Karl Heinz K r a h 1 s Inszenierung wird dem angedeuteten Charakter des Werkes ausgezeichnet gerecht. Er spielt mit Phantasie mit den ihm zur Verfügung stehenden technischen Möglichkeiten, besonders jenen der Beleuchtung, vergißt darüber aber keineswegs die Führung der Darsteller und vor allem des Chors. Wesentliche Unterstützung findet er bei Andrei J e r s c h i k, der in dem prachtvollen Bild im Palast der Zarin das verstärkte Ballett wirkungsvoll choreographiert hat. Die musikalische Leitung liegt in den Händen von Giuseppe P a t a n e, der sich auch an dieser Partitur als ausgezeichneter, temperamentvoller und zugleich exakter Musiker erweist. Die Solisten finden sich trotz unterschiedlicher Qualitäten zu einem Ensemble von bemerkenswerter Geschlossenheit zusammen. Die schöne Oxana, die dem sie begehrenden Schmied Wakula die Sache schwer macht, wird von Maria Antonia Harvey ebenso hübsch gesungen wie dargestellt. Ihr Partner, Erich Kienbacher, ist ein junger Tenor mit Zukunft. Ausgezeichnete Charakterfiguren stellen Hans Lättgen als Amtmann und Ludwig Zinnöcker als Oxanas reicher Vater auf die Bühne, nicht minder Ger-trude Burgsthaler als hexende Mutter des Schmieds und Sergio Barlottini als rot-befrackter Teufel. Das tenorale Buffo element vertritt Kurt Meinhardt als Küster. Ferner sind zu nennen Richard Itzinger und Kurt Ruzicka. Das Orchester spielt Rimsky-Korssakows bildhafte Musik mit spürbarer Freude, und auch der Chor läßt nichts zu wünschen übrig. So ergibt sich eine in allen Belangen wirklich festliche Aufführung.

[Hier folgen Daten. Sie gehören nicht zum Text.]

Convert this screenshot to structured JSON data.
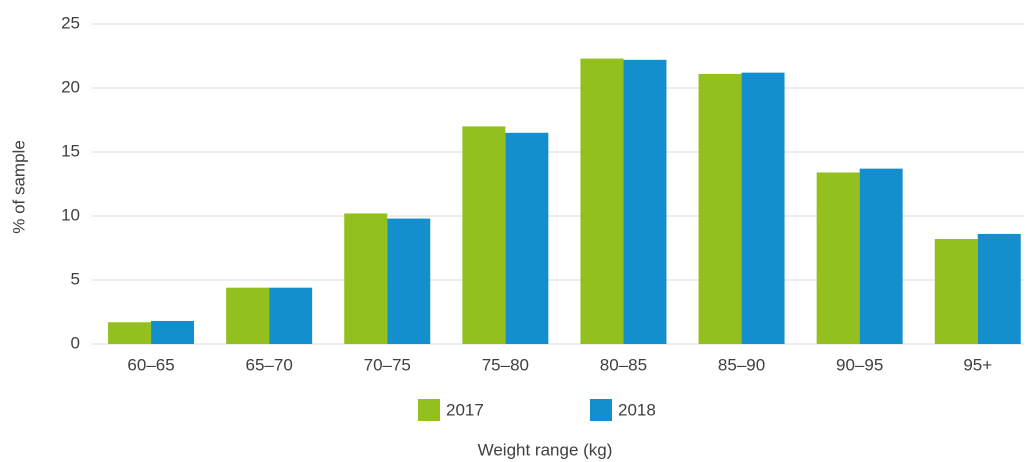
{
  "chart_data": {
    "type": "bar",
    "x_label": "Weight range (kg)",
    "y_label": "% of sample",
    "categories": [
      "60–65",
      "65–70",
      "70–75",
      "75–80",
      "80–85",
      "85–90",
      "90–95",
      "95+"
    ],
    "series": [
      {
        "name": "2017",
        "color": "#93c01f",
        "values": [
          1.7,
          4.4,
          10.2,
          17.0,
          22.3,
          21.1,
          13.4,
          8.2
        ]
      },
      {
        "name": "2018",
        "color": "#138fce",
        "values": [
          1.8,
          4.4,
          9.8,
          16.5,
          22.2,
          21.2,
          13.7,
          8.6
        ]
      }
    ],
    "ylim": [
      0,
      25
    ],
    "yticks": [
      0,
      5,
      10,
      15,
      20,
      25
    ],
    "grid": true,
    "legend": "bottom"
  }
}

Man sollte meinen, daß die „Sonnwendnacht“, die, abgesehen von den erwähnten Inszenierungen Krahls, außerhalb Rußlands noch nirgends aufgeführt worden ist, sich die westlichen Bühnen erobern könnte. Die Linzer Opernfreunde, die der Premiere beiwohnten, waren jedenfalls entzückt. Und wir mit ihnen.